The European markets closed positively on Thursday, with investors watching developments on the coronavirus front and assessing political developments in Germany and Sweden.
In particular, the pan-European Stoxx 600 recorded gains of 0.42% to 481.72 points while the other pan-European Stoxx 50 added 0.40% to 4,293.24 points.
On the rest of the board, the German DAX strengthened by 0.25% to 15,917.98 points, the British FTSE 100 gained 0.33% to 7,310.37 points and the French CAC-40 closed at 7,075.87 points with an increase of 0.48%.
In the periphery, the Spanish IBEX-35 moved up 0.56% to 8,840.90, while the Italian FTSE MIB, against the rest of the climate, recorded losses of 0.04% at 27,098.83 points.
Investors were looking at political developments in Europe. In Germany, the new ruling coalition of Social Democrats, Greens and Liberals was announced on Wednesday, ending the political uncertainty of previous weeks.
Under the deal, former Finance Minister Olaf Soltz will take over as chancellor, replacing Angela Merkel in early December, who has been in power for 16 years.
Sweden’s newly elected Prime Minister Magdalena Anderson, meanwhile, resigned on Wednesday. a few hours after her appointment. Magdalena Anderson was forced to resign after lawmakers voted against the government’s budget, leading to the exit of the ruling Green Party.
Investors are also watching closely for a “resurgence” of coronavirus outbreaks in Europe, as some countries take new, more restrictive measures to stem the pandemic.
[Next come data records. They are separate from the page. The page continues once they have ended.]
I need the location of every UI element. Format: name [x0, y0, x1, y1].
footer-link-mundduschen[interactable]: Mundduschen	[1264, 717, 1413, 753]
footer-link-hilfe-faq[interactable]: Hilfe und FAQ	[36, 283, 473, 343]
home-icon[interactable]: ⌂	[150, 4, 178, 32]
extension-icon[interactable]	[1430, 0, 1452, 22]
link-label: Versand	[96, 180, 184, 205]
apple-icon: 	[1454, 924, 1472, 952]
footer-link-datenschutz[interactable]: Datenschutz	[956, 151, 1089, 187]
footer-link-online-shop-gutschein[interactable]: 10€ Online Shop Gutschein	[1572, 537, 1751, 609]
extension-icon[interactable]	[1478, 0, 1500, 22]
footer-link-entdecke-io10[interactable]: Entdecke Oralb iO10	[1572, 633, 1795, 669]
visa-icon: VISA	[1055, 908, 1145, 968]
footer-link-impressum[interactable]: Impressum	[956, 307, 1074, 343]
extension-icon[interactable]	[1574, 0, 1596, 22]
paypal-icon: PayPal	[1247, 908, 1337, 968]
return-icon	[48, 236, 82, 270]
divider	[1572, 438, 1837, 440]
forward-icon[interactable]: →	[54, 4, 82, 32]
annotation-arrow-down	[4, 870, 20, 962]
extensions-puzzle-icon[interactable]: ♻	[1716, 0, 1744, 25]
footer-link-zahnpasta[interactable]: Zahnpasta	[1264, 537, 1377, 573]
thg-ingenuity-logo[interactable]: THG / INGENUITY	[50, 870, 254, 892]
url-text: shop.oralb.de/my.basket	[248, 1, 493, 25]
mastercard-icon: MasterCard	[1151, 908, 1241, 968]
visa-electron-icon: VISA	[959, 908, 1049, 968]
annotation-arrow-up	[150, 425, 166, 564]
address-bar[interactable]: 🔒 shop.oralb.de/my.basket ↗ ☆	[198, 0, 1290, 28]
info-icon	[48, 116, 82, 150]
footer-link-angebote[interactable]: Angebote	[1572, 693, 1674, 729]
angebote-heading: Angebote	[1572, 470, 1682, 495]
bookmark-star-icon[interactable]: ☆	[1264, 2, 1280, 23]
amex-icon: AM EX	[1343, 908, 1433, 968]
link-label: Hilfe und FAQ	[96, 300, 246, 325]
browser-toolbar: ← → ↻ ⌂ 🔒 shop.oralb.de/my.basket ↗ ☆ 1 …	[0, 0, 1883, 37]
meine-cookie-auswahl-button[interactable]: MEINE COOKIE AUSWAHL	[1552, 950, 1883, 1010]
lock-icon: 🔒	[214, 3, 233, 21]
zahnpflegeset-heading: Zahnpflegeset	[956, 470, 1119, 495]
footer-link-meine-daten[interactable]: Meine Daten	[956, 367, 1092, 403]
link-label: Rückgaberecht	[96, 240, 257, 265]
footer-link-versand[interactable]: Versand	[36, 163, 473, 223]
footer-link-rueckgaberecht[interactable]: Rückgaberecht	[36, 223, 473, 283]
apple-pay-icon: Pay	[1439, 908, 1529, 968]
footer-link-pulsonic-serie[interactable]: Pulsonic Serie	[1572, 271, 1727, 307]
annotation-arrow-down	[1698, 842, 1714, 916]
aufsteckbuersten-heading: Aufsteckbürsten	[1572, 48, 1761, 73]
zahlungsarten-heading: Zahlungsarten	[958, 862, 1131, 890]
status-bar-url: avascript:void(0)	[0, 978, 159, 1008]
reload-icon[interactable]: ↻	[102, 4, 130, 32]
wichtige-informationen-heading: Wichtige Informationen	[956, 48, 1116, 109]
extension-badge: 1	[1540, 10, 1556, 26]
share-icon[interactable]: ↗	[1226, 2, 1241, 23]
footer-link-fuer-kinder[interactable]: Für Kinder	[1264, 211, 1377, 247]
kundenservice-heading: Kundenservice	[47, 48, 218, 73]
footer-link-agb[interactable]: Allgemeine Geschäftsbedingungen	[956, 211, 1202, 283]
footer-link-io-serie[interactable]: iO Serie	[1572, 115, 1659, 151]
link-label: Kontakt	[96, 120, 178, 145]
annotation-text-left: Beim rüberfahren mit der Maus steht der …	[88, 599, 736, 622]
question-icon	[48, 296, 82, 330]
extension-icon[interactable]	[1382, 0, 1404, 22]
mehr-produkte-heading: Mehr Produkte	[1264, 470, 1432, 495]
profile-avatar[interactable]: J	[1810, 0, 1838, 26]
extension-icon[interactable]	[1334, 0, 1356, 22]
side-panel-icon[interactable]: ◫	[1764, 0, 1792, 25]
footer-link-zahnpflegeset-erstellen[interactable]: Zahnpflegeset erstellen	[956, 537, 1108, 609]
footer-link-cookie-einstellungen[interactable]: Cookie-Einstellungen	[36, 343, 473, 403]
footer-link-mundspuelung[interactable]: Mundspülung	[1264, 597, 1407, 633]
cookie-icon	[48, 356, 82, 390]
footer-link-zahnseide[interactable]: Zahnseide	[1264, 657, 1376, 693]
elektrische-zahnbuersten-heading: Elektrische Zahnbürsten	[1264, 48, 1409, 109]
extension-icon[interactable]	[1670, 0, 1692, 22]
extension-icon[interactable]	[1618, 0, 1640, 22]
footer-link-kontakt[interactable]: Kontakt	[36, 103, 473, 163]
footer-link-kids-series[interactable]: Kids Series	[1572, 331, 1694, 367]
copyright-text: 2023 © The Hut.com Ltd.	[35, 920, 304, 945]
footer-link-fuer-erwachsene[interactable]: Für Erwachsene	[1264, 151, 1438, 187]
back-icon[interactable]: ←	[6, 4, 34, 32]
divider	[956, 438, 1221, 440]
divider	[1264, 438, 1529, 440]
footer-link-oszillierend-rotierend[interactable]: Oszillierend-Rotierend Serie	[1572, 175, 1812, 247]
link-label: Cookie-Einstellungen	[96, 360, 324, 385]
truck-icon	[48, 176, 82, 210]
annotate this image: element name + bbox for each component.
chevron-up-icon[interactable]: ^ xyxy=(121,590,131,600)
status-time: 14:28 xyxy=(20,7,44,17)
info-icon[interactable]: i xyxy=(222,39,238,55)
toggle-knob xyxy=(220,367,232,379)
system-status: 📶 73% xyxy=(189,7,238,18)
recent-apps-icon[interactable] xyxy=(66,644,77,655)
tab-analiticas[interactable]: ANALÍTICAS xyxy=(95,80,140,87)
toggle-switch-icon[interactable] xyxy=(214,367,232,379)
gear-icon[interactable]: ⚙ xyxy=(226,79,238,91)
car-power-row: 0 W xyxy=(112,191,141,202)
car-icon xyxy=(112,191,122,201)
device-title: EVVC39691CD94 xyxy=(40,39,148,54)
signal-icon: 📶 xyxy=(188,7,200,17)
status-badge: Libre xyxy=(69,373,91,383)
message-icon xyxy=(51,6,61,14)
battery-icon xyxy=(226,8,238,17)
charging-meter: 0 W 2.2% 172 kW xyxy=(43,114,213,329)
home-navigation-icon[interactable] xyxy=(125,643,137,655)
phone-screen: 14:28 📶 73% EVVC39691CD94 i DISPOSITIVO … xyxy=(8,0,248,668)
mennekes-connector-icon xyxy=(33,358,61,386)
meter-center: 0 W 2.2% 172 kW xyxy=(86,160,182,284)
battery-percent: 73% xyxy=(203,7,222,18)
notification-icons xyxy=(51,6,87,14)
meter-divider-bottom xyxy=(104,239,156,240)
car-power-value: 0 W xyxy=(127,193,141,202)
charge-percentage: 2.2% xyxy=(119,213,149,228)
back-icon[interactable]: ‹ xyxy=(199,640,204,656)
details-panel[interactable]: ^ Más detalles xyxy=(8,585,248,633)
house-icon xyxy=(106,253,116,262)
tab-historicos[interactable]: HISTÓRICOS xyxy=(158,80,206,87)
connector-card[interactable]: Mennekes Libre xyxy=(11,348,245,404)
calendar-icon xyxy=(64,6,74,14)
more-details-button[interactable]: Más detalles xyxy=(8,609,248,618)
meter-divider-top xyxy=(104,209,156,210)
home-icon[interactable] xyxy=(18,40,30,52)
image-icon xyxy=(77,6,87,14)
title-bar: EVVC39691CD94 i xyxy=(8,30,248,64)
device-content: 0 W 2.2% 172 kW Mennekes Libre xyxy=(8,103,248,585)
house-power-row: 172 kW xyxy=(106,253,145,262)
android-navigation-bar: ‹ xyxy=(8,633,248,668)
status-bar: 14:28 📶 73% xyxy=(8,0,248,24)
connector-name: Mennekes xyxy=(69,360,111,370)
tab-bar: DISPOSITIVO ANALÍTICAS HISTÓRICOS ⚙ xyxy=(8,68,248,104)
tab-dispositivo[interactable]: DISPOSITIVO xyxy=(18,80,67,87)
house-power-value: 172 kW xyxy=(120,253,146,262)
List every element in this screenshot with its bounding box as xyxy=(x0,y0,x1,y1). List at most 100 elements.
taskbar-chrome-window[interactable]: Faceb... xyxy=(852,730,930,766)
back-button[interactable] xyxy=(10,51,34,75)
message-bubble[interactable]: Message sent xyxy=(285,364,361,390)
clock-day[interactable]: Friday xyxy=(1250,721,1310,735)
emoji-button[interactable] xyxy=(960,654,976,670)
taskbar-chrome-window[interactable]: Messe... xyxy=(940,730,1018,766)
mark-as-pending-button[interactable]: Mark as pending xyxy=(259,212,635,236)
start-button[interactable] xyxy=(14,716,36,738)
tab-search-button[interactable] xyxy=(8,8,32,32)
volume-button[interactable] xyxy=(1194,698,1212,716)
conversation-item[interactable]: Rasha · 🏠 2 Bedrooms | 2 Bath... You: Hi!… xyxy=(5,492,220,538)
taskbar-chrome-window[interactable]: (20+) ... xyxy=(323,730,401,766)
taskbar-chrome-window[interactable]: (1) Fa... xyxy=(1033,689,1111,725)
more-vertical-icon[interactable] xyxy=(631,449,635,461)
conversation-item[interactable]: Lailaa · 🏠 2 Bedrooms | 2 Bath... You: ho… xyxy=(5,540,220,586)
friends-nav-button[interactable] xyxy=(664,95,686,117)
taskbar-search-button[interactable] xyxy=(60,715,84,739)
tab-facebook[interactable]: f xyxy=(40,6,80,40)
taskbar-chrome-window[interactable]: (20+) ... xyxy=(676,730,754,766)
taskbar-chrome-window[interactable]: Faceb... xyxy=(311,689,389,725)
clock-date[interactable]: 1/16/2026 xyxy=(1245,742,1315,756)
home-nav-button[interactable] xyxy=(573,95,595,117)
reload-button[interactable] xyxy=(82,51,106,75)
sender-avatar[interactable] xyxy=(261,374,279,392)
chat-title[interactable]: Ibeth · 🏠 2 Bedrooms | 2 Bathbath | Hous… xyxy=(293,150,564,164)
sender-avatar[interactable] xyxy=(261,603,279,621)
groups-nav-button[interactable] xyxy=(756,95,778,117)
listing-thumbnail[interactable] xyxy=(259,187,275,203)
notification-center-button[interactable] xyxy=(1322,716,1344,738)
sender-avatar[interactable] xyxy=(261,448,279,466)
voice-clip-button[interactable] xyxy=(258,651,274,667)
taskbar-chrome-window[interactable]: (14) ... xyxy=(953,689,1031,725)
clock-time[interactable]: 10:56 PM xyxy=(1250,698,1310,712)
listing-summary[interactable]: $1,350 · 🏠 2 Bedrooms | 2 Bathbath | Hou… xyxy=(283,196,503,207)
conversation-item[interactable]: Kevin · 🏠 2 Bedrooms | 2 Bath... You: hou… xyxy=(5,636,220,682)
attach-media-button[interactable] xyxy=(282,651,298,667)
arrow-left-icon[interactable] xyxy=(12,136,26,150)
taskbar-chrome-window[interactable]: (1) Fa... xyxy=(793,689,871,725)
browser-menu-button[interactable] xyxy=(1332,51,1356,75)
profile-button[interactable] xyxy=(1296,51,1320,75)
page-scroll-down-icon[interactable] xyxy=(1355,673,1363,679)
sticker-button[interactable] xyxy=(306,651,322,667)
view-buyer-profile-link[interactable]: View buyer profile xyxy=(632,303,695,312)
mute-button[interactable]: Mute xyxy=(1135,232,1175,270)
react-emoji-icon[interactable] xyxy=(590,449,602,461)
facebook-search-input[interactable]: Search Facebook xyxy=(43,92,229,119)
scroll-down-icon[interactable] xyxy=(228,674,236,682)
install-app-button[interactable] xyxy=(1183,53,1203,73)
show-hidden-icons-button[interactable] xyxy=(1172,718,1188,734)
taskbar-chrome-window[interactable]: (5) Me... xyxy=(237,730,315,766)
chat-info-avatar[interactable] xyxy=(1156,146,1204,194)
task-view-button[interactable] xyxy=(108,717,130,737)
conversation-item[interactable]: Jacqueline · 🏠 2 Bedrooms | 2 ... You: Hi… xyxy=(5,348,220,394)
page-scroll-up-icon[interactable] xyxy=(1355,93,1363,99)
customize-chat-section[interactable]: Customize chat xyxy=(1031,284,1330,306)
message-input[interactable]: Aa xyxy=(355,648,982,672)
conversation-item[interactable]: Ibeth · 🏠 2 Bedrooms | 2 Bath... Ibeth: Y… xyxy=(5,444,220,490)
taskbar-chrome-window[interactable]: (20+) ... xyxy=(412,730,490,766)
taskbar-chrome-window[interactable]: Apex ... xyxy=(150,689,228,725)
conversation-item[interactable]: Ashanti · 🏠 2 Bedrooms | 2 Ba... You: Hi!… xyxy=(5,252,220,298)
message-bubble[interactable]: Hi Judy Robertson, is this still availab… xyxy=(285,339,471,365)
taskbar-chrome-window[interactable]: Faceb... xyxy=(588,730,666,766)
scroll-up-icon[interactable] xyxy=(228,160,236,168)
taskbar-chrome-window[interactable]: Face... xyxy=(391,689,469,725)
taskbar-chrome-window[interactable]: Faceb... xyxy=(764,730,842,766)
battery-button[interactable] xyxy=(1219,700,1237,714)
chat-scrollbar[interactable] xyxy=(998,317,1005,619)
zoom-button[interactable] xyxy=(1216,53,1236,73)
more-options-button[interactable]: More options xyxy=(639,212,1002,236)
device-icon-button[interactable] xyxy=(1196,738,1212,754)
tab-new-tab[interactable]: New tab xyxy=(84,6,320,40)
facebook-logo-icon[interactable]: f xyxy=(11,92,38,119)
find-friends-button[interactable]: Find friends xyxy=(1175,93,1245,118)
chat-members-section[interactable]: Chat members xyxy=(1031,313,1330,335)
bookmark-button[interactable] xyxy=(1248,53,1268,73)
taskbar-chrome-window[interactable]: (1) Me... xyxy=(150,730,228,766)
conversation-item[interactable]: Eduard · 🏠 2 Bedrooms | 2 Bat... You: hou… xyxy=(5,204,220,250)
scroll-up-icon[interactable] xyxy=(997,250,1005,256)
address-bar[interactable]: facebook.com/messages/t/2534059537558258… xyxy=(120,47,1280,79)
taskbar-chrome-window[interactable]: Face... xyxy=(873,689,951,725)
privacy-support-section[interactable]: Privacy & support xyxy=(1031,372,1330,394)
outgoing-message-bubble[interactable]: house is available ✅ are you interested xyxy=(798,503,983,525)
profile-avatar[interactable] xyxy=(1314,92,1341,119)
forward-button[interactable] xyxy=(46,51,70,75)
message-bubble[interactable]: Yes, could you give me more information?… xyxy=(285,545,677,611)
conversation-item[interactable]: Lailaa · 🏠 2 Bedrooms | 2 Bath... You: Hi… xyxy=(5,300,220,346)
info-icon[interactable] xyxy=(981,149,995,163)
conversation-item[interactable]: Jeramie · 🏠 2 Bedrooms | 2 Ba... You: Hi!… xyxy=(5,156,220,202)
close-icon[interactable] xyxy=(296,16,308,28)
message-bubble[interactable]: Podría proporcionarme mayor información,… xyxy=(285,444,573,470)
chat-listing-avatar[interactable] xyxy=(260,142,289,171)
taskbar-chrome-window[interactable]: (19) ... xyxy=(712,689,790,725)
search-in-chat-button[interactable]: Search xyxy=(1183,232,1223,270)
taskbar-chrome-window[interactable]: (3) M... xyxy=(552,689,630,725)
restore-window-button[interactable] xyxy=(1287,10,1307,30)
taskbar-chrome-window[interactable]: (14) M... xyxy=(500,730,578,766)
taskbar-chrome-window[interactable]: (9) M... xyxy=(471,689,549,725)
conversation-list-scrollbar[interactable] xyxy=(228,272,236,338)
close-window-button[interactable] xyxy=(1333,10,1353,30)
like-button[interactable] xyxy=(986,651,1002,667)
Italy announced on Wednesday night that it would implement tougher measures while Germany currently avoids imposing a new universal lockdown as the future coalition government wants to wait and see if stricter rules on vaccination certificates help reduce increasing cases. However, Soltz said on Wednesday that vaccinations should be mandatory for certain population groups.
At the end of the day, German GDP grew by 1.7% in the third quarter from the previous quarter, slightly losing analysts’ estimates.
The German GfK consumer confidence index also showed that the inflation rally and the Covid-19 case jump have recently weighed on consumer confidence. The survey fell to -1.6 from the revised 1.0 in November.